From the onset, K-State’s 2-3 zone had no answers for the amount of threes that Missouri put up. The Tigers kept the Wildcats at bay for most of the first half with clutch threes from Eye, along with Jordan Frericks and Sierra Michaelis.
It was a total team effort by the Wildcats to keep pace with the Tigers. K-State was without senior Ashia Woods due to an injury suffered late in its first-round WNIT game against Akron earlier in the week.
After struggling to grab the lead, the Wildcats finally got over the hump and went ahead of the Tigers with a Bri Craig 3-pointer with 1:57 left in the first half. After Missouri’s eighth made 3-pointer of the half, senior guard Haley Texada tied the game at 35 with a short jumper as time expired in the first half.

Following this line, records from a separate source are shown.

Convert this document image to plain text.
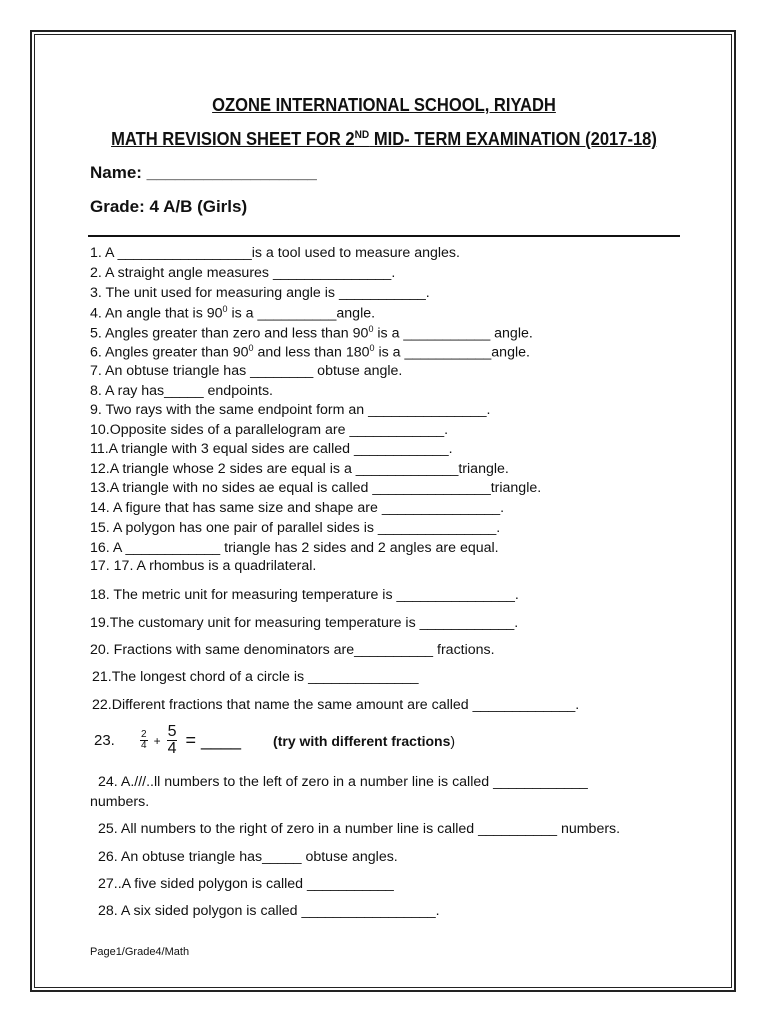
OZONE INTERNATIONAL SCHOOL, RIYADH
MATH REVISION SHEET FOR 2ND MID- TERM EXAMINATION (2017-18)
Name: __________________
Grade: 4 A/B (Girls)
1. A _________________is a tool used to measure angles.
2. A straight angle measures _______________.
3. The unit used for measuring angle is ___________.
4. An angle that is $90^0$ is a __________angle.
5. Angles greater than zero and less than $90^0$ is a ___________ angle.
6. Angles greater than $90^0$ and less than $180^0$ is a ___________angle.
7. An obtuse triangle has ________ obtuse angle.
8. A ray has_____ endpoints.
9. Two rays with the same endpoint form an _______________.
10.Opposite sides of a parallelogram are ____________.
11.A triangle with 3 equal sides are called ____________.
12.A triangle whose 2 sides are equal is a _____________triangle.
13.A triangle with no sides ae equal is called _______________triangle.
14. A figure that has same size and shape are _______________.
15. A polygon has one pair of parallel sides is _______________.
16. A ____________ triangle has 2 sides and 2 angles are equal.
17. 17. A rhombus is a quadrilateral.
18. The metric unit for measuring temperature is _______________.
19.The customary unit for measuring temperature is ____________.
20. Fractions with same denominators are__________ fractions.
21.The longest chord of a circle is ______________
22.Different fractions that name the same amount are called _____________.
23.	$\frac{2}{4} + \frac{5}{4}$ = ____ (try with different fractions)
24. A.///..ll numbers to the left of zero in a number line is called ____________
numbers.
25. All numbers to the right of zero in a number line is called __________ numbers.
26. An obtuse triangle has_____ obtuse angles.
27..A five sided polygon is called ___________
28. A six sided polygon is called _________________.
Page1/Grade4/Math
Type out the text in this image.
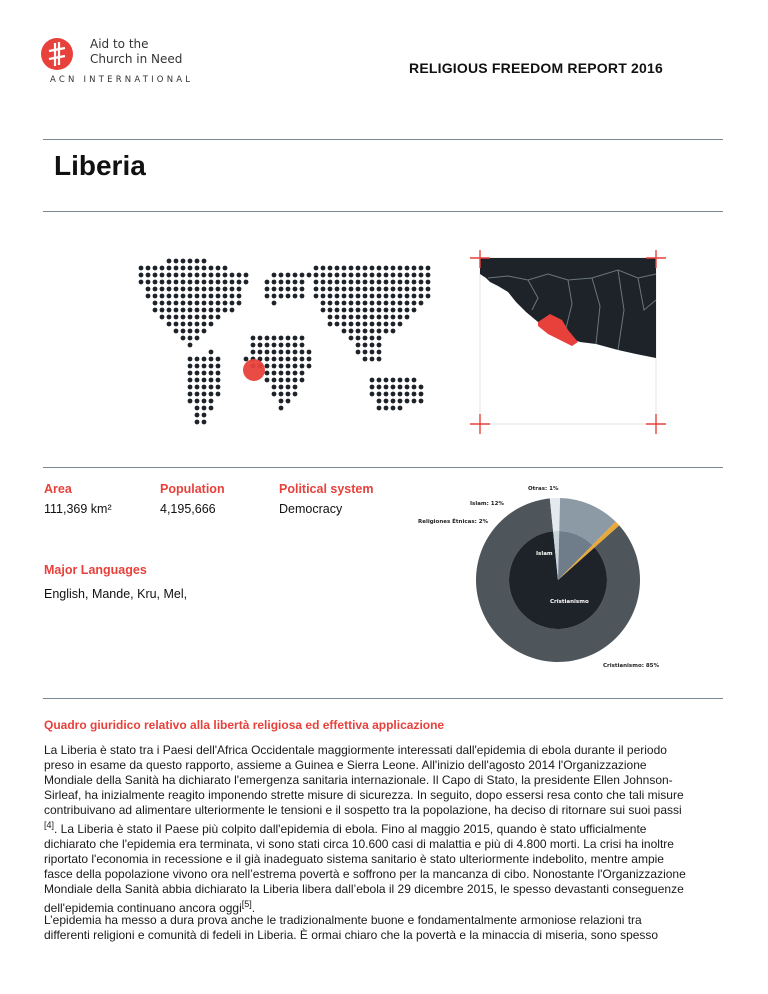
Aid to the
Church in Need
ACN INTERNATIONAL
RELIGIOUS FREEDOM REPORT 2016
Liberia
Area
111,369 km²
Population
4,195,666
Political system
Democracy
Major Languages
English, Mande, Kru, Mel,
Cristianismo: 85%
Religiones Étnicas: 2%
Islam: 12%
Otras: 1%
Islam
Cristianismo
Quadro giuridico relativo alla libertà religiosa ed effettiva applicazione
La Liberia è stato tra i Paesi dell'Africa Occidentale maggiormente interessati dall'epidemia di ebola durante il periodo
preso in esame da questo rapporto, assieme a Guinea e Sierra Leone. All'inizio dell'agosto 2014 l'Organizzazione
Mondiale della Sanità ha dichiarato l'emergenza sanitaria internazionale. Il Capo di Stato, la presidente Ellen Johnson-
Sirleaf, ha inizialmente reagito imponendo strette misure di sicurezza. In seguito, dopo essersi resa conto che tali misure
contribuivano ad alimentare ulteriormente le tensioni e il sospetto tra la popolazione, ha deciso di ritornare sui suoi passi
[4]. La Liberia è stato il Paese più colpito dall'epidemia di ebola. Fino al maggio 2015, quando è stato ufficialmente
dichiarato che l'epidemia era terminata, vi sono stati circa 10.600 casi di malattia e più di 4.800 morti. La crisi ha inoltre
riportato l'economia in recessione e il già inadeguato sistema sanitario è stato ulteriormente indebolito, mentre ampie
fasce della popolazione vivono ora nell’estrema povertà e soffrono per la mancanza di cibo. Nonostante l'Organizzazione
Mondiale della Sanità abbia dichiarato la Liberia libera dall’ebola il 29 dicembre 2015, le spesso devastanti conseguenze
dell'epidemia continuano ancora oggi[5].
L’epidemia ha messo a dura prova anche le tradizionalmente buone e fondamentalmente armoniose relazioni tra
differenti religioni e comunità di fedeli in Liberia. È ormai chiaro che la povertà e la minaccia di miseria, sono spesso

“Coming back out it’s zero-zero. The game is either one of ours,” Texada said. “It just depends on who wants it more. That is what I felt going into half.”
The start of the second half was more of the same for the both teams as the Tigers grabbed a quick lead with their ninth 3-pointer of the ballgame.
After a Kindred Wesemann free throw, the Wildcats enjoyed their last lead of the ballgame. Missouri proceeded to hit five of its next six baskets from beyond the arc, part of a 27-3 run to put K-State away for good.
“We could not stop them,” K-State head coach Jeff Mittie said. “They went on a 3-point barrage, and then I thought that we tried to get it all back at once. We were trying to hard at that point to make things happen. It just snowballed on us,”
The loss ends the Wildcats’ season with a 19-14 record.